Echt, je onderschat jezelf

Echt, je onderschat jezelf
Topsporters weten het al lang, maar ook voor gewone mensen zoals jij en ik is het nuttige kennis: veel belemmeringen die je ervaart zijn niet reëel, maar bestaan vooral in je hoofd.
Tijdens een recent college werd ons gevraagd een tijdje onze adem in te houden. De oefening was allereerst bedoeld om iets te leren op het gebied van motivatie. Wie een tijdje zijn adem inhoudt, ervaart namelijk al snel dat verschillende motieven om voorrang gaan strijden.

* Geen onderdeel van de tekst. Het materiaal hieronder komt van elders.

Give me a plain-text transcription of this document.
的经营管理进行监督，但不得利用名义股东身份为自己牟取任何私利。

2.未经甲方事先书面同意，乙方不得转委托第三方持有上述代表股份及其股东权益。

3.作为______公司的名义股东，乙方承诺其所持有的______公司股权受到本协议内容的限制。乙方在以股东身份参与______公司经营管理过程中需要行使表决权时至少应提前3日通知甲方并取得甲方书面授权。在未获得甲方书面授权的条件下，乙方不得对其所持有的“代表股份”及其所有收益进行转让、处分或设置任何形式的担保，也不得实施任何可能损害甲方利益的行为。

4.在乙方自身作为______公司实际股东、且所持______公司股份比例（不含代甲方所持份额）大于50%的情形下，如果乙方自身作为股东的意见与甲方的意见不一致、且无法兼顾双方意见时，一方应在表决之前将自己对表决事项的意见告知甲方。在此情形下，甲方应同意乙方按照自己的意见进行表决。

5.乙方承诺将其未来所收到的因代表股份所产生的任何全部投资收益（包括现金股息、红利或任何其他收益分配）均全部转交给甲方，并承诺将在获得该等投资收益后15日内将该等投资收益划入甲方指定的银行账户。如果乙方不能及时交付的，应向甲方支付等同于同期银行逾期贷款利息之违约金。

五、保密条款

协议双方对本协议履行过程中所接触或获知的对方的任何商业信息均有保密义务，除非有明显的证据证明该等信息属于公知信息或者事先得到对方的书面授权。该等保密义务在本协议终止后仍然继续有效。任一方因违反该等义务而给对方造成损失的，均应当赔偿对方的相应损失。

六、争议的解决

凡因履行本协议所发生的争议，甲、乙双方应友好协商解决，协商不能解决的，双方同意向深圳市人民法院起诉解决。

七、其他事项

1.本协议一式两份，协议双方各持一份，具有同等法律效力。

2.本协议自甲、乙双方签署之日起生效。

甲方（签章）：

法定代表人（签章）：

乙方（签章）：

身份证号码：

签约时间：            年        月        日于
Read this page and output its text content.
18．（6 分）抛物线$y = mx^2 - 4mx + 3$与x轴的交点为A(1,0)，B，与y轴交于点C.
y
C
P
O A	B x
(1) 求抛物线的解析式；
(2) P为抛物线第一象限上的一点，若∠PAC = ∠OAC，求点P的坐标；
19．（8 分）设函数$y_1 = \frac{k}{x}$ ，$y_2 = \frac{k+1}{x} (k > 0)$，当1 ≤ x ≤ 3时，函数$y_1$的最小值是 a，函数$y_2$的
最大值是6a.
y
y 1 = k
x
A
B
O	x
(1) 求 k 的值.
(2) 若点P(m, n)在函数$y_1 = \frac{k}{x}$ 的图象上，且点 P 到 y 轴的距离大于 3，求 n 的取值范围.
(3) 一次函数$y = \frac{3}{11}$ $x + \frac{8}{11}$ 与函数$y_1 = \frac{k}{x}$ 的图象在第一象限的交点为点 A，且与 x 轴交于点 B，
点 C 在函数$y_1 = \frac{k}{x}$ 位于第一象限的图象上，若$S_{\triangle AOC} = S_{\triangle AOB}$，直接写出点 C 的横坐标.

Enerzijds heb je het bewuste voornemen om zo lang mogelijk te doen met de lucht in je longen. Anderzijds ervaar je na een tijdje de automatische drang om weer te gaan ademen. Uiteindelijk wint één van beide aandrijvingen. Meestal de tweede.
Maar een terloopse opmerking van de docent vond ik minstens zo interessant: de meeste grenzen die we ervaren zijn niet fysiek van aard, maar psychologisch. De meeste deelnemers hadden hooguit een minuut hun adem ingehouden en dachten toen al dat hun einde naderde. De docent vertelde dat zogenaamde “free divers”, mensen die duiken zonder zuurstofflessen, minutenlang hun adem kunnen inhouden.
Na enige oefening natuurlijk. Ik heb het later opgezocht. Het wereldrecord staat momenteel op naam van de Kroaat Branko Petrovic. In 2014 hield hij 11 minuten en 54 seconden zijn adem in. Pff, dat is lang.
We stoppen vaak met verbeteren omdat we denken al tot het uiterste te zijn gegaan
Dat veel grenzen vooral tussen je oren zitten, is een interessante gedachte. Het impliceert dat we vaak stoppen met zoeken naar manieren om onszelf, ons werk of de wereld te verbeteren, omdat we geloven dat we al tot het uiterste zijn gegaan.
In zijn boek Hunger in Paradise maakt de Deense managementauteur Rasmus Ankersen een vergelijkbaar punt. In bedrijven die succesvol zijn, geloven veel mensen dat het vanaf dit punt niet veel beter kan gaan. Ze geloven dat ze aan de toppen van hun kunnen zitten.
Ankersen raadt je aan om je voor te stellen dat de top waarop je je nu bevindt hooguit de top van een lage heuvel is. Een heuvel die je in staat stelt om te zien dat er verderop nog een veel hogere en mooiere berg ligt om te beklimmen.
Samuele Marcora is als fysioloog verbonden aan de universiteit van Kent. Hij doet onderzoek naar de wisselwerking tussen fysieke en psychologische grenzen. In diverse experimenten toonde hij aan dat wanneer we geloven dat we fysiek uitgeput zijn en opgeven, er in werkelijkheid nog een flinke reserve over is. Soms meer dan 50 procent.
En er zijn allerlei trucs om die reserve aan te boren. Denk aan aanmoediging door jezelf of anderen, plezierige beelden, stimulerende muziek, of – iets waar professionele ademinhouders zoals de eerder genoemde Petrovic op trainen – het negeren van lichamelijke signalen tot het moment dat je domweg omvalt.
Kennis helpt ook. Het eerste record op de marathon ooit werd gevestigd door de Amerikaan John Hayes, in 1908. Destijds geloofde niemand dat het binnen drie uur kon. Hayes deed het in 2 uur, 55 minuten en 18,4 seconden. Vorige maand liep de Keniaanse atleet Eliud Kipchoge als eerste mens ooit de marathon in minder dan twee uur. Zulke prestaties hebben letterlijk een geestverruimend effect op mij.